Oberon – Monitoring Vversterk in de opleiding
37
Curriculumanalyses, implementatie en nagesprek Vertegenwoordigers van ROC’s en Pabo’s hebben het eigen VVE-curriculum doorgelicht op de inhoud, op basis van een vooraf opgesteld format. Dit heeft een grote hoeveelheid aan informatie opgeleverd: curriculumanalyse vond plaats op negen hoofdthema’s, deze waren weer opgedeeld in 4 tot 8 subthema’s.
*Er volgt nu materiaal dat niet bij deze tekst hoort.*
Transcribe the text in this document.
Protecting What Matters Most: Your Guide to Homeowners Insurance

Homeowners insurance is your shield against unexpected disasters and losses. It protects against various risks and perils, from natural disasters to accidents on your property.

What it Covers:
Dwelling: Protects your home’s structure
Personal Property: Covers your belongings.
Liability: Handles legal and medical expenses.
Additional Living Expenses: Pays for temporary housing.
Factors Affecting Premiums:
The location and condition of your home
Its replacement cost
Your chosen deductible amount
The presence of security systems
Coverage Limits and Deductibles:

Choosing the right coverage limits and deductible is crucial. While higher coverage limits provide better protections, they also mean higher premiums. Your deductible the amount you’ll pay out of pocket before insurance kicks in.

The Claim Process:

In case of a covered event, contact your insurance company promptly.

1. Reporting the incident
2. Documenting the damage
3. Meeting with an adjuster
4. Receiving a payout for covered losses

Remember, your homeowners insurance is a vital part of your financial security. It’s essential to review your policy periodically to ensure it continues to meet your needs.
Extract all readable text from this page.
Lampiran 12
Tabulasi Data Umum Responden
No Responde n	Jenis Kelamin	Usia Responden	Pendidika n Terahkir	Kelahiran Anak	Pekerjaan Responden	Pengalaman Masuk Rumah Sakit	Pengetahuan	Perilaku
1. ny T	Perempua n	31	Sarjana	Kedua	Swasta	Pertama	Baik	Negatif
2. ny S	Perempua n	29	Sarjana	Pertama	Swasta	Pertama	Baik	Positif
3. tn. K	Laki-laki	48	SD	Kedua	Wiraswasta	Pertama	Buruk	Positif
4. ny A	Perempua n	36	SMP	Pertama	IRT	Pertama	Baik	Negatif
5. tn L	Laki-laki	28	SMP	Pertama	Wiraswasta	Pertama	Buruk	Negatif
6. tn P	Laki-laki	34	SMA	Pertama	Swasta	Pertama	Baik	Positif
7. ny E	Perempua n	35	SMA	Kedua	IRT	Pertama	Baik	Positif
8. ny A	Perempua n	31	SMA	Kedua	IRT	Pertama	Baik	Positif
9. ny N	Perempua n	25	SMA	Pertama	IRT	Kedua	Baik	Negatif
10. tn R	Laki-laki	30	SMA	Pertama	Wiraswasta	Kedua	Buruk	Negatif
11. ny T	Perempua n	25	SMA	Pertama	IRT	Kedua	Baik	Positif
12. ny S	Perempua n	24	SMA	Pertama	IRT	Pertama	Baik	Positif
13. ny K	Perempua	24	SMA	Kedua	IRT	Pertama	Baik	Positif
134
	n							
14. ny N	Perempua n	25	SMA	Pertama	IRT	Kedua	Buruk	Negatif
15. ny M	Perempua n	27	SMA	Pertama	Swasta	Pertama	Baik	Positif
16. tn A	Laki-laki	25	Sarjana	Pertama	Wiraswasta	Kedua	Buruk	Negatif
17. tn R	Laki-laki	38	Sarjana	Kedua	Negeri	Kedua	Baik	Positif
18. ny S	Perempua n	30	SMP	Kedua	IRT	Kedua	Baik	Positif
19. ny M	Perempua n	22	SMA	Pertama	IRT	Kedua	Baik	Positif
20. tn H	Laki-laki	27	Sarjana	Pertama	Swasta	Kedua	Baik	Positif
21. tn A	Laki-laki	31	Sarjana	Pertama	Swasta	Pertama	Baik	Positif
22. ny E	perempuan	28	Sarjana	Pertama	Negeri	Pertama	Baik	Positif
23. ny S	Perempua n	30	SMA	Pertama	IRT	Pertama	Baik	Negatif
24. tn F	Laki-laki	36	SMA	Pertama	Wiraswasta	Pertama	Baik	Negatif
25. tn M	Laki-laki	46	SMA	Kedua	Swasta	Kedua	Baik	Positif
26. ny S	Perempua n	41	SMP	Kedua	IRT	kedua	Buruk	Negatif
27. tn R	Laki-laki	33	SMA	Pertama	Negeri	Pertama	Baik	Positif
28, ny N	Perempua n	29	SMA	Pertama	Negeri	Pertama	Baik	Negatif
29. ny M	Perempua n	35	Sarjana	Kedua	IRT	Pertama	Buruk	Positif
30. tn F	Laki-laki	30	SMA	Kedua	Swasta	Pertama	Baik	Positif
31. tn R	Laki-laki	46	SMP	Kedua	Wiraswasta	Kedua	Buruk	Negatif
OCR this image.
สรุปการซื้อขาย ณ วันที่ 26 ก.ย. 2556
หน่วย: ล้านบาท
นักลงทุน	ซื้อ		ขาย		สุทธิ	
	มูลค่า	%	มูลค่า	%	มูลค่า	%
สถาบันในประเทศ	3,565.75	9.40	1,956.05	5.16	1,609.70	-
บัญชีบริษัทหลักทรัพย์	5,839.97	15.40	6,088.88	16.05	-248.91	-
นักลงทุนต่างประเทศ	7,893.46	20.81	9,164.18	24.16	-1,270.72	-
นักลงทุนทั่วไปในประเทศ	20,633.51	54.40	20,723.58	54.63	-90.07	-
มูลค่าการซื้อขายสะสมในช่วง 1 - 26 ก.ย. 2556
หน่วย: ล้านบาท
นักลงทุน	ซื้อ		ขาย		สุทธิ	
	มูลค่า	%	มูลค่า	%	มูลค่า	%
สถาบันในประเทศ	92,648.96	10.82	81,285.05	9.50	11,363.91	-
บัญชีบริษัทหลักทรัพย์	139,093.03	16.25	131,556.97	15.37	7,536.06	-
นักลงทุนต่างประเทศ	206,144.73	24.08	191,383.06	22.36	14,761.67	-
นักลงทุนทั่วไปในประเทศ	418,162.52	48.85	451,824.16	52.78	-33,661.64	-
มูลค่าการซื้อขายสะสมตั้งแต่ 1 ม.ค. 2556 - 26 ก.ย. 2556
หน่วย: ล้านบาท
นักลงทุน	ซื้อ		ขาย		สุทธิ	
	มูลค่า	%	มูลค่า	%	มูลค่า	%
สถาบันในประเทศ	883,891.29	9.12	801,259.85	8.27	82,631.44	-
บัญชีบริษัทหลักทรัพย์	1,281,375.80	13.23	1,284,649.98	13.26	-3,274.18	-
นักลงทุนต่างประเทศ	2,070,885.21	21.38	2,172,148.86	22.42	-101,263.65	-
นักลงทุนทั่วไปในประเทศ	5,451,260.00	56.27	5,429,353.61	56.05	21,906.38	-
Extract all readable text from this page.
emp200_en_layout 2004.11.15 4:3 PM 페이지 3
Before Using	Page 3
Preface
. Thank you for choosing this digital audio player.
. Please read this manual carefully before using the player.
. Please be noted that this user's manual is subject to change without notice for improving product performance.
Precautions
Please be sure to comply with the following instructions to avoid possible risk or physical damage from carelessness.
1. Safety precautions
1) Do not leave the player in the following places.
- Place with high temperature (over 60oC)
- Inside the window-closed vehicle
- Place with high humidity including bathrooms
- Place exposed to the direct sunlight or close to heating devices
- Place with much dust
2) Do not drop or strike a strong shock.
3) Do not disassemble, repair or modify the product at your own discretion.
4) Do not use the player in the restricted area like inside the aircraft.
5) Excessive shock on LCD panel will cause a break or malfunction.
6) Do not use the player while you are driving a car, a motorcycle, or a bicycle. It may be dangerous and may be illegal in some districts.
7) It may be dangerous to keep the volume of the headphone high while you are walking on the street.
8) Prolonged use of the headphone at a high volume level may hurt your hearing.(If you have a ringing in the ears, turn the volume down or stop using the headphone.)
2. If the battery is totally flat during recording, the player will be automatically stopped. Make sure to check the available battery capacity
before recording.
Men kon aangeven of een (sub)thema (deels) aanwezig was, en of er onderdelen aan het curriculum konden worden toegevoegd. En aantal opvallende bevindingen zijn: - De thema’s Organisatie en groepsmanagement en Sociaal- emotionele ontwikkeling is volgens de meeste Pabo’s en ROC’s (voldoende) aanwezig in de opleiding. - Het thema Taal en het thema Rekenen en Wiskunde is volgens alle Pabo’s (voldoende) aanwezig, bij de ROC’s wisselt dit: Taal is bij de helft van de opleidingen (voldoende) aanwezig, Rekenen en Wiskunde is vrijwel altijd afwezig. - Bij de overige thema’s bleek, bij zowel bij de ROC’s als de Pabo’s, dat deze even vaak wel als niet aanwezig waren in de opleiding. De meeste opleidingen gaven aan dat voorbereidende werkzaamheden en besluitvorming over implementatie in het curriculum voor de zomer van 2009 afgerond zouden zijn. Daadwerkelijke implementatie vindt dan plaats aan het begin of in de loop van schooljaar 2009/10. Dit bleek ook uit de nagesprekken die aan het eind van het traject met de vertegenwoordigers van de opleiding zijn gevoerd. Voordat het aangepaste curriculum ingevoerd kan worden vinden meestal nog enkele voorbereidingen plaats, zoals bijscholing van vakdocenten en uitwerking van lesprogramma’s en draaiboeken.